De Raad ziet echter aanleiding om af te wijken van dat uitgangspunt. Uit de door appellant overgelegde inloggegevens blijkt dat de Svb een aantal malen vóór de plaatsing van bestreden besluit 1 in de Berichtenbox, berichten in de Berichtenbox van appellant heeft geplaatst en dat deze ook door hem zijn gelezen. Nadat appellant bezwaar had gemaakt tegen de besluiten van 20 februari 2017 heeft de Svb aan appellant gevraagd informatie te verstrekken. Bij brief van 29 augustus 2017 is dit verzoek herhaald, waarbij is opgemerkt dat de informatie voor 19 september 2017 moest worden verzonden, bij gebreke waarvan op het bezwaar zou worden besloten op basis van de aanwezige informatie. Appellant kon dus weten dat hij enige tijd na 19 september 2017 een besluit kon verwachten. Dat hij vervolgens geruime tijd zijn Berichtenbox niet heeft gecheckt, komt onder deze omstandigheden voor zijn rekening en risico. Er is dus geen aanleiding de termijnoverschrijding verschoonbaar te achten. De rechtbank heeft het beroep van appellant tegen bestreden besluit 1 terecht niet-ontvankelijk verklaard.

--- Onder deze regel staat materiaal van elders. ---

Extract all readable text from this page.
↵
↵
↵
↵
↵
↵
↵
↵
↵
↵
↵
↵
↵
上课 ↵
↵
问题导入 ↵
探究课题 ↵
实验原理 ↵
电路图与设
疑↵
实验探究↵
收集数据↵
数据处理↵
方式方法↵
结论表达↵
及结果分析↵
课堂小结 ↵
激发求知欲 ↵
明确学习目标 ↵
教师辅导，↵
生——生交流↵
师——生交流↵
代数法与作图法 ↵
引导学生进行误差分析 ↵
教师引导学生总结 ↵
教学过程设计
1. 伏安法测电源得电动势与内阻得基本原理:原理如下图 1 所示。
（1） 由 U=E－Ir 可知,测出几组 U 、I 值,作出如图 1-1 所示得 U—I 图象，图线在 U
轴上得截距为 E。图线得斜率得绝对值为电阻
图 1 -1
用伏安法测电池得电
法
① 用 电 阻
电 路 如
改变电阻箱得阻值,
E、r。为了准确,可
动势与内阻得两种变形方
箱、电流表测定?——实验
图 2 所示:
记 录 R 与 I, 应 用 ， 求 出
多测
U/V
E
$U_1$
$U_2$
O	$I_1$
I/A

Ontvankelijkheid beroep tegen besluit van 31 mei 2018 (bestreden besluit 2)




4.11.
Ook ten aanzien van bestreden besluit 2 moet in de eerste plaats de vraag worden beantwoord of dit besluit door plaatsing in de Berichtenbox van appellant op de voorgeschreven wijze bekend is gemaakt. Naar het oordeel van de Raad is dit niet het geval. Niet gezegd kan worden dat appellant, ten tijde van het plaatsen van bestreden besluit 2 in zijn Berichtenbox, nog had aangegeven dat hij langs elektronische weg voldoende bereikbaar was. De Svb had aangekondigd dat de nog te nemen beslissing voor 1 juni 2018 zou volgen. Uit de inloggegevens blijkt dat appellant de eerste dagen van juni 2018 zijn Berichtenbox heeft gecheckt, maar het besluit trof hij daar niet in aan. Op 3 juni 2018 heeft hij daarom de Svb een fax gezonden waarin hij schreef dat hij voortaan iedere beslissing, aangetekend, per post op zijn huisadres wilde ontvangen. Bestreden besluit 2 is desondanks op 6 juni 2018 in de Berichtenbox van appellant geplaatst. Door het zenden van de fax van 3 juni 2018 heeft appellant ondubbelzinnig aangegeven voor beslissingen niet langer langs elektronische weg bereikbaar te zijn, zodat de Svb niet langer kon volstaan met bekendmaking van besluiten door plaatsing in de Berichtenbox van appellant.



4.12.
De stelling van de Svb dat appellant alleen door zelf in zijn Berichtenbox de Svb ‘uit te zetten’ kenbaar kon maken voor de Svb niet langer via elektronische weg bereikbaar te zijn, wordt niet gevolgd. Weliswaar is in artikel 2, vierde lid, van de Regeling GDI neergelegd dat de gebruiker de selectie van afnemers waarvan hij berichten in zijn Berichtenbox wil ontvangen, kan wijzigen, maar de tekst van deze bepaling sluit niet uit dat de gebruiker op andere manieren dan wijziging van de selectie van afnemers in de MijnOverheid duidelijk kan maken dat zijn elektronische bereikbaarheid niet langer bestaat. Verder is ook hier van belang dat niet alle burgers digitaal vaardig zijn en dat sommige burgers om hun zaken met de overheid te regelen op hulp van derden zijn aangewezen, maar niet altijd voldoende toezicht kunnen houden op de manier waarop die derden zich van hun taak kwijten, terwijl ook de in artikel 6 van het Europees Verdrag tot bescherming van de rechten van de mens en de fundamentele vrijheden (EVRM) gewaarborgde toegang tot de rechter aan de orde is (zie ook de uitspraak van de Raad van 9 september 2021, ECLI:NL:CRVB:2021:2174).



4.13.
Nu bestreden besluit 2 niet op de juiste wijze bekend is gemaakt, is de beroepstermijn niet gaan lopen op 7 juni 2018, maar op 23 juli 2018, toen appellant kennis nam van dit besluit. Appellant was dus op 23 juli 2018 niet te laat met het instellen van het beroep. Hieruit volgt dat de rechtbank in de aangevallen uitspraak het beroep tegen bestreden besluit 2 ten onrechte niet-ontvankelijk heeft verklaard.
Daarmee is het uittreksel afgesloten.